The third variation was the most frequently observed variation.[5]
Surgical Considerations
Specific surgeries that encounter the superior tarsal muscle include procedures focusing on correction of elevation dysfunctions of the upper eyelid. These surgeries usually resect the superior tarsal muscle and the levator palpebrae superioris muscle together. A 10-year study of this procedure found that, after resecting the superior tarsal muscle, a significant majority of patients with congenital and acquired ptosis were within 1.5 mm of the opposite lid level, and less than 1% required additional surgery.[6]

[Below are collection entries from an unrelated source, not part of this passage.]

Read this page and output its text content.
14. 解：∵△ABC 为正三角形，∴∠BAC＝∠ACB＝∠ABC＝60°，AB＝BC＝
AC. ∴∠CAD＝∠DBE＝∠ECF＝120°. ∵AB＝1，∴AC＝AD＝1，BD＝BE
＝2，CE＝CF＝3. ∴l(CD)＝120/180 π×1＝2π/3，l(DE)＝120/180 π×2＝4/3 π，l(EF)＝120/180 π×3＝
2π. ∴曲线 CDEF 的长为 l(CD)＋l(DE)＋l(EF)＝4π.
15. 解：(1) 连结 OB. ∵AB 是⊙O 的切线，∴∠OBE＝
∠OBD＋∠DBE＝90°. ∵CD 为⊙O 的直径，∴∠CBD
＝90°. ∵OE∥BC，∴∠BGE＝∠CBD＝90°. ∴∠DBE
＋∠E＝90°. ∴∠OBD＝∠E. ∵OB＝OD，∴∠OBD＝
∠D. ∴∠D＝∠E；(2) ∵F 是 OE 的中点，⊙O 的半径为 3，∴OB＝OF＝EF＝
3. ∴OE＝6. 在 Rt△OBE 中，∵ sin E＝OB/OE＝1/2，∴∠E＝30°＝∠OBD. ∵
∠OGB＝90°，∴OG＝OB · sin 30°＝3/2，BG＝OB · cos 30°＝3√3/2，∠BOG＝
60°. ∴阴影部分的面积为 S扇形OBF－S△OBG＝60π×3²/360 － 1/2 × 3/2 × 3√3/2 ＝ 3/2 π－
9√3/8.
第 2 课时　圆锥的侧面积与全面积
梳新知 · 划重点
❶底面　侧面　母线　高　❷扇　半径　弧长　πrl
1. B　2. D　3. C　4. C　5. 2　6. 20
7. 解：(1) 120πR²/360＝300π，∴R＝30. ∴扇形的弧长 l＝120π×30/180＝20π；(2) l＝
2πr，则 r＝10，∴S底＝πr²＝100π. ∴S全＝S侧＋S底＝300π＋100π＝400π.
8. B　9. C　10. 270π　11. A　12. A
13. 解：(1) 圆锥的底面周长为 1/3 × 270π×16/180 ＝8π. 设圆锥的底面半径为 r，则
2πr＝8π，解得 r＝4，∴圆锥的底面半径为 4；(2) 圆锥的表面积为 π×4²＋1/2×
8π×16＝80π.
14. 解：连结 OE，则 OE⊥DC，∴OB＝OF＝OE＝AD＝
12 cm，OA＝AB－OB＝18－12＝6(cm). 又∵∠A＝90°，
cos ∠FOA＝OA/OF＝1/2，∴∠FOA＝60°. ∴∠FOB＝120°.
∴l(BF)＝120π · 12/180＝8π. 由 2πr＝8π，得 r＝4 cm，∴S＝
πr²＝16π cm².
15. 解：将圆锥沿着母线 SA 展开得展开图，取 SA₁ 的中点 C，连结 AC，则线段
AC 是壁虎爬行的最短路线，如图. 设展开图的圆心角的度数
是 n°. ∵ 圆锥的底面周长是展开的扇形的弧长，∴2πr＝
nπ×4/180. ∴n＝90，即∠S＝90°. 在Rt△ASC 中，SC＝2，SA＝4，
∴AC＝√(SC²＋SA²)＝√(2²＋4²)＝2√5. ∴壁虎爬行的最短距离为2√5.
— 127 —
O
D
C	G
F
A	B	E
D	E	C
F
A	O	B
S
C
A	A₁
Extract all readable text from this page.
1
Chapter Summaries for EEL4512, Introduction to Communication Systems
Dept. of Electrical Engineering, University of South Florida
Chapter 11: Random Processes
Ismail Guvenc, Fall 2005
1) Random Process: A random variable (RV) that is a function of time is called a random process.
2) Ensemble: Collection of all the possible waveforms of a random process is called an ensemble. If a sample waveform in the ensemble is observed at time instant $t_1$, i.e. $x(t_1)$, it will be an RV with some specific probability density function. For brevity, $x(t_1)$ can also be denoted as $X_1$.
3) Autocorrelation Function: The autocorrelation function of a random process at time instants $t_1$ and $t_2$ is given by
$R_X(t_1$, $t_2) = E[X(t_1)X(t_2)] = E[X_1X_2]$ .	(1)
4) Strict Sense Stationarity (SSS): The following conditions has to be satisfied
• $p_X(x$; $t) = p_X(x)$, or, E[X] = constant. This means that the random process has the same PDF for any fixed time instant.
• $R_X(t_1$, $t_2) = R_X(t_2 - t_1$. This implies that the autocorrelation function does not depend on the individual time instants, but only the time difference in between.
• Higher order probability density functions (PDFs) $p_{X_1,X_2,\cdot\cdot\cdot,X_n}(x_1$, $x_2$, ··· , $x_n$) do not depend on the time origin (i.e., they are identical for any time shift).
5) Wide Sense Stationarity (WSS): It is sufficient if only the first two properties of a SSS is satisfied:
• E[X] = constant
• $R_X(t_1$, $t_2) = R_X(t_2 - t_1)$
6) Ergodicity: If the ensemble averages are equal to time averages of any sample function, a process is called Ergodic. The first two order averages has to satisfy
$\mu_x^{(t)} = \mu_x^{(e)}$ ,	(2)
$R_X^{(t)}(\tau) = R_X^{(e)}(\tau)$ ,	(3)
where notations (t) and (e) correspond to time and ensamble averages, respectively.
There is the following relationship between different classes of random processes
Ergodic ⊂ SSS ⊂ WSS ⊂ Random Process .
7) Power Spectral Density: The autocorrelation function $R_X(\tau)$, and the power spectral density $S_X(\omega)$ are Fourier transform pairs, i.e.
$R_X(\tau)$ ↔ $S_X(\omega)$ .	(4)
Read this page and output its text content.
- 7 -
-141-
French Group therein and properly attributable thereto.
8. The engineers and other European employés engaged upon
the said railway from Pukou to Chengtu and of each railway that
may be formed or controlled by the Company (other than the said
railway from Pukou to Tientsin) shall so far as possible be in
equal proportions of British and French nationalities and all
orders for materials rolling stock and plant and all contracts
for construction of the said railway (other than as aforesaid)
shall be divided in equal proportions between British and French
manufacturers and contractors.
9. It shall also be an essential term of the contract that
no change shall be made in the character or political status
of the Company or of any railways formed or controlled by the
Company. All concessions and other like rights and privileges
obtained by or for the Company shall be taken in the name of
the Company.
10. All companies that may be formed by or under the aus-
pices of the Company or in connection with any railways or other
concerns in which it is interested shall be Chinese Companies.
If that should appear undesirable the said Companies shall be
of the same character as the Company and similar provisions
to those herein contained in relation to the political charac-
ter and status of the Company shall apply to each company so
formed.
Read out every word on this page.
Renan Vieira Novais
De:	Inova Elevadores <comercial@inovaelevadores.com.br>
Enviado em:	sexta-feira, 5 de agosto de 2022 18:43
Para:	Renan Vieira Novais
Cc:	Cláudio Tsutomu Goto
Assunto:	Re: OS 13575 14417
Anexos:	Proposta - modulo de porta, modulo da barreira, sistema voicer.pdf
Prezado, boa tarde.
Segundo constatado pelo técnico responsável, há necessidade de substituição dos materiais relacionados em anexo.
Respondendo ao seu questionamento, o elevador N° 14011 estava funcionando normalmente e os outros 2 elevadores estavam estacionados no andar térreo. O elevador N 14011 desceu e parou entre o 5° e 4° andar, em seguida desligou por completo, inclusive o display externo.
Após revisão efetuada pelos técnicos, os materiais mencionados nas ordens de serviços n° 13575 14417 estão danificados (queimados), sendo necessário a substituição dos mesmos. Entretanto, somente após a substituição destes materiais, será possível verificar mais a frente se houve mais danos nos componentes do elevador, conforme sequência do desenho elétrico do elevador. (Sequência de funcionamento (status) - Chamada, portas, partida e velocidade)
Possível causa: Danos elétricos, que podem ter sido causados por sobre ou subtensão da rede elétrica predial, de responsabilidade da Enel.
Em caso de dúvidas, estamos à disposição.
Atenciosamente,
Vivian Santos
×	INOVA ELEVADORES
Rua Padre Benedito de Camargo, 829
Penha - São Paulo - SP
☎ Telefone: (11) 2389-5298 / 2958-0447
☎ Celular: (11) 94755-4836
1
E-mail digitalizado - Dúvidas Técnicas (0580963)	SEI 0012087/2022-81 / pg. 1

Another specific surgery which affecting the superior tarsal muscle is the superior tarsal muscle-conjunctival resection procedure. When performing this procedure, intended for correction of ptosis, careful consideration is to be given to adjustments of the resection, which is usually by resecting a very small amount per elevation required from the superior tarsal border. It is in this situation where the physiologic variants mentioned above are helpful to understand.[7]
Clinical Significance
Since the function of the superior tarsal muscle is to maintain the elevation of the eyelid, it is then easy to understand that damage to this muscle will result in ptosis of the affected eye. In addition, after recognizing that the innervation of the muscle is through the sympathetic nervous system, it is then clear to see that damage to the sympathetic nervous system will also cause ptosis.
One clinical situation in which the sympathetic nervous system innervating the superior tarsal muscle is affected is Horner syndrome. This is a condition in which a structural lesion in the cervical sympathetic chain causes specific symptoms such as upper eyelid ptosis, miosis, and anhidrosis on the ipsilateral side of the lesion. There is paralysis of the superior tarsal muscle in this pathology.[2]
One condition in which the superior tarsal muscle is hyperactive is exophthalmia, a condition associated with hyperthyroidism.[1]